Thursday, March 22, 2012

A Buffet rule for Canada?

From the Star today, a story about doctors calling for the rich to pay a greater share of income taxes in Canada.  This may come as a surprise to many Americans, who assume the Canadian system is naturally much more progressive than in the U.S.
A new organization of well-paid doctors thinks that they — and other high-income earners — should pay more in taxes.

“Who knows?” physician Michael Rachlis, one of the founders of Doctors for Fair Taxation, told me Wednesday. “Maybe we’ll start a trend. Maybe we’ll see a Lawyers for Fair Taxation start up.”
The reporter says he is not going to hold his breath.  He continues:
Most governments don’t have the nerve to scrap progressive taxation entirely.

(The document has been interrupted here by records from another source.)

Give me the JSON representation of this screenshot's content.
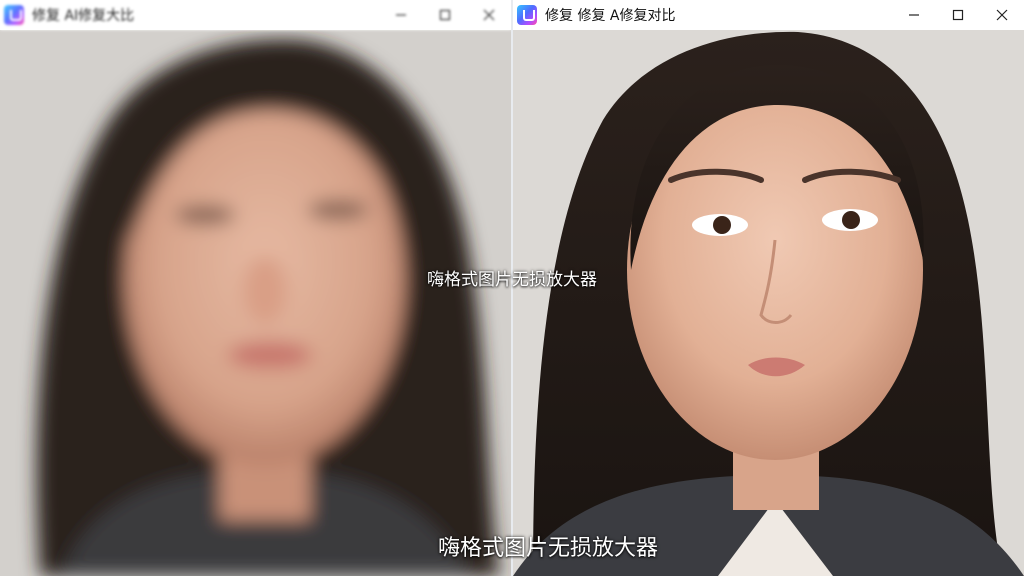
{
  "left_window": {
    "title": "修复 AI修复大比",
    "icon": "app-icon",
    "controls": [
      "minimize-icon",
      "maximize-icon",
      "close-icon"
    ]
  },
  "right_window": {
    "title": "修复  修复 A修复对比",
    "icon": "app-icon",
    "controls": [
      "minimize-icon",
      "maximize-icon",
      "close-icon"
    ]
  },
  "overlay": {
    "caption_middle": "嗨格式图片无损放大器",
    "caption_bottom": "嗨格式图片无损放大器"
  },
  "colors": {
    "titlebar_bg": "#ffffff",
    "divider": "#e8ebef",
    "caption_text": "#ffffff"
  }
}
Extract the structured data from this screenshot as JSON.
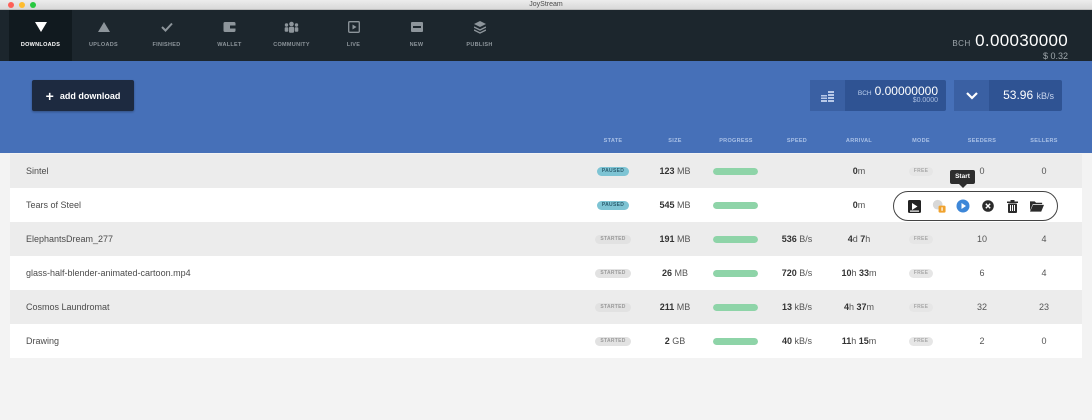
{
  "window": {
    "title": "JoyStream"
  },
  "nav": {
    "items": [
      {
        "label": "DOWNLOADS",
        "icon": "triangle-down-icon"
      },
      {
        "label": "UPLOADS",
        "icon": "triangle-up-icon"
      },
      {
        "label": "FINISHED",
        "icon": "checkmark-icon"
      },
      {
        "label": "WALLET",
        "icon": "wallet-icon"
      },
      {
        "label": "COMMUNITY",
        "icon": "community-icon"
      },
      {
        "label": "LIVE",
        "icon": "play-box-icon"
      },
      {
        "label": "NEW",
        "icon": "new-icon"
      },
      {
        "label": "PUBLISH",
        "icon": "layers-icon"
      }
    ],
    "active": "DOWNLOADS"
  },
  "balance": {
    "currency": "BCH",
    "amount": "0.00030000",
    "usd": "$ 0.32"
  },
  "toolbar": {
    "add_label": "add download",
    "wallet_currency": "BCH",
    "wallet_amount": "0.00000000",
    "wallet_usd": "$0.0000",
    "speed_value": "53.96",
    "speed_unit": "kB/s"
  },
  "columns": [
    "STATE",
    "SIZE",
    "PROGRESS",
    "SPEED",
    "ARRIVAL",
    "MODE",
    "SEEDERS",
    "SELLERS"
  ],
  "rows": [
    {
      "name": "Sintel",
      "state": "PAUSED",
      "size_num": "123",
      "size_unit": " MB",
      "progress": 1.0,
      "speed_num": "",
      "speed_unit": "",
      "arr_a": "0",
      "arr_au": "m",
      "arr_b": "",
      "arr_bu": "",
      "mode": "FREE",
      "seeders": "0",
      "sellers": "0"
    },
    {
      "name": "Tears of Steel",
      "state": "PAUSED",
      "size_num": "545",
      "size_unit": " MB",
      "progress": 1.0,
      "speed_num": "",
      "speed_unit": "",
      "arr_a": "0",
      "arr_au": "m",
      "arr_b": "",
      "arr_bu": "",
      "mode": "",
      "seeders": "",
      "sellers": ""
    },
    {
      "name": "ElephantsDream_277",
      "state": "STARTED",
      "size_num": "191",
      "size_unit": " MB",
      "progress": 1.0,
      "speed_num": "536",
      "speed_unit": " B/s",
      "arr_a": "4",
      "arr_au": "d ",
      "arr_b": "7",
      "arr_bu": "h",
      "mode": "FREE",
      "seeders": "10",
      "sellers": "4"
    },
    {
      "name": "glass-half-blender-animated-cartoon.mp4",
      "state": "STARTED",
      "size_num": "26",
      "size_unit": " MB",
      "progress": 1.0,
      "speed_num": "720",
      "speed_unit": " B/s",
      "arr_a": "10",
      "arr_au": "h ",
      "arr_b": "33",
      "arr_bu": "m",
      "mode": "FREE",
      "seeders": "6",
      "sellers": "4"
    },
    {
      "name": "Cosmos Laundromat",
      "state": "STARTED",
      "size_num": "211",
      "size_unit": " MB",
      "progress": 1.0,
      "speed_num": "13",
      "speed_unit": " kB/s",
      "arr_a": "4",
      "arr_au": "h ",
      "arr_b": "37",
      "arr_bu": "m",
      "mode": "FREE",
      "seeders": "32",
      "sellers": "23"
    },
    {
      "name": "Drawing",
      "state": "STARTED",
      "size_num": "2",
      "size_unit": " GB",
      "progress": 1.0,
      "speed_num": "40",
      "speed_unit": " kB/s",
      "arr_a": "11",
      "arr_au": "h ",
      "arr_b": "15",
      "arr_bu": "m",
      "mode": "FREE",
      "seeders": "2",
      "sellers": "0"
    }
  ],
  "row_actions": {
    "tooltip": "Start",
    "icons": [
      "play-stream-icon",
      "coin-lock-icon",
      "play-circle-icon",
      "remove-circle-icon",
      "trash-icon",
      "folder-open-icon"
    ]
  },
  "colors": {
    "nav_bg": "#1c262d",
    "band_bg": "#4670b8",
    "progress": "#8ed4a8",
    "paused_badge": "#7ec4d4"
  }
}
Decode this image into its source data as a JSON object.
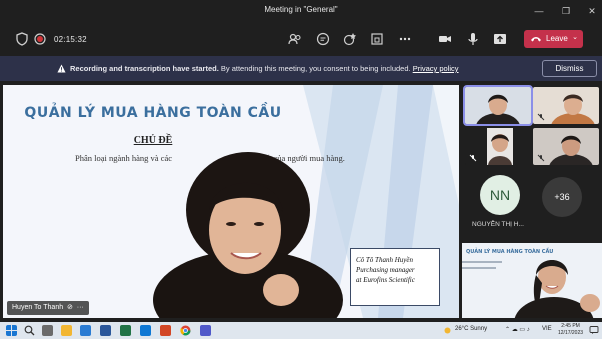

So they’ve been doing it gradually by reducing the number of income-tax brackets and by raising more money through user fees and consumption levies like the HST.
The upshot of this, as a recent study from the Canadian Centre for Policy Alternatives demonstrates, is that the poor in Canada now pay a greater share of their income to government in the form of taxes than do the ultra rich.
Which is the antithesis of the bargain made when governments first began to levy income taxes almost 100 years ago.
Doctors for Fair Taxation argues that a more progressive tax system would be good for human health. 
I'm not sure what the angle for Lawyers for Fair Taxation would be.  Americans for fair taxation of course have the opposite goal.


  1. A couple of historical notes from a Canadian perspective. Contary to what Americans would tend to believes historically there is case to be argued that Canada has historically always had a more "regressive" system of taxation(although it can be argued quite strenously that the overall policy outcome of a larger social safety net in Canada is in fact "progressive"). Canada didn't introduce an income tax until five years after the US in 1917 and as a political "compromise" shortly after that introduced the infamous "manufacturers sales tax" which existed until 1991 when replaced by the GST. Additionally after World War Two much of the early devolpment of the social safety net was paid for at the provincial level by the initial introduction of the first retail sales taxes(In Quebec this had already started in the 1930s). When Ontario introduced its retail sales tax back in 1962(Ontario RST was abolished and replaced by the GST harmonized HST in 2010)the justification was to finance the buildout of the community college system.
    This closest attempt to move towards a more "progressive" income based system of taxation was in the late 60s and early 70s under the Carter Commission. However by most accounts the Carter commission was a complete failure and the government of Pierre Trudeau decided the furthest extent of reform they were willing to undertake was to introduce a capital gains tax for the first time while at the same time eliminating the estate tax(leaving Canada as one of the few industrialized countries without one). Trudeau also started the initial shift of the corporate income tax system toward territoriality for active business income.
    The death of the Carter Commission in my mind logically lead towards the introduction of the GST in 1991(under Carter's proposals the Manufacturers Sales Tax over time would have simply been eliminated)and a greater shift towards consumption as the basis of taxation in Canada. In 1993 on the heels of the unpopularity of the introduction GST Jean Chretien upon being elected famously pledged to scrap it and then completely backtracked bringing instead in the first attempt outside of Quebec's TVQ to harmonize the provincial RST's with GST in New Brunswick, Newfoundland, and Nova Scotia(this is the start of federally administered HST system). By 1999 Chretien and Finance Minister(and later PM)also started cutting the corporate tax rate. More recently you have the head fake of the federal Conservative cutting the GST to 5% but then later in 2010 inducing centre-left Ontario Premier Dalton McGuinty to harmonize provincial consumption taxation with the GST.
    Over the last 30 years the Canadian Prime Minister who actually raised taxes the most was probably Brian Mulroney although a lot of Mulroney tax increases were hidden. Much higher cigarrette and alcohol taxes, the corporate capital tax(now abolished), and de-indexation of brackets(restore by Chretien in 1999).

  2. This is interesting, thanks Tim. It seems the pressures to move to consumption taxation are both internal, involving political tradeoffs, and external, involving the fear of capital flight and regulatory competition. The problem with setting up the progressivity of the social safety net as the counter to the regressivity of consumption taxation is that then when the social safety net comes undone, as it seems to threaten to do all the time (and perhaps especially most recently), the nation is left with the regressive tax system alone. In the States, Roosevelt famously insisted on tying the social security tax conceptually to the benefits system, because "with those taxes in there, no damn politician can ever scrap my social security program”-- he knew that even though the social security tax in the US is really nothing more than an income tax, if he did not earmark a tax specifically to the benefit program, politicians would make haste in whittling away and eventually demolishing social security as a federal program. That's a real concern and why the talk of social contract is so interesting in these discussions.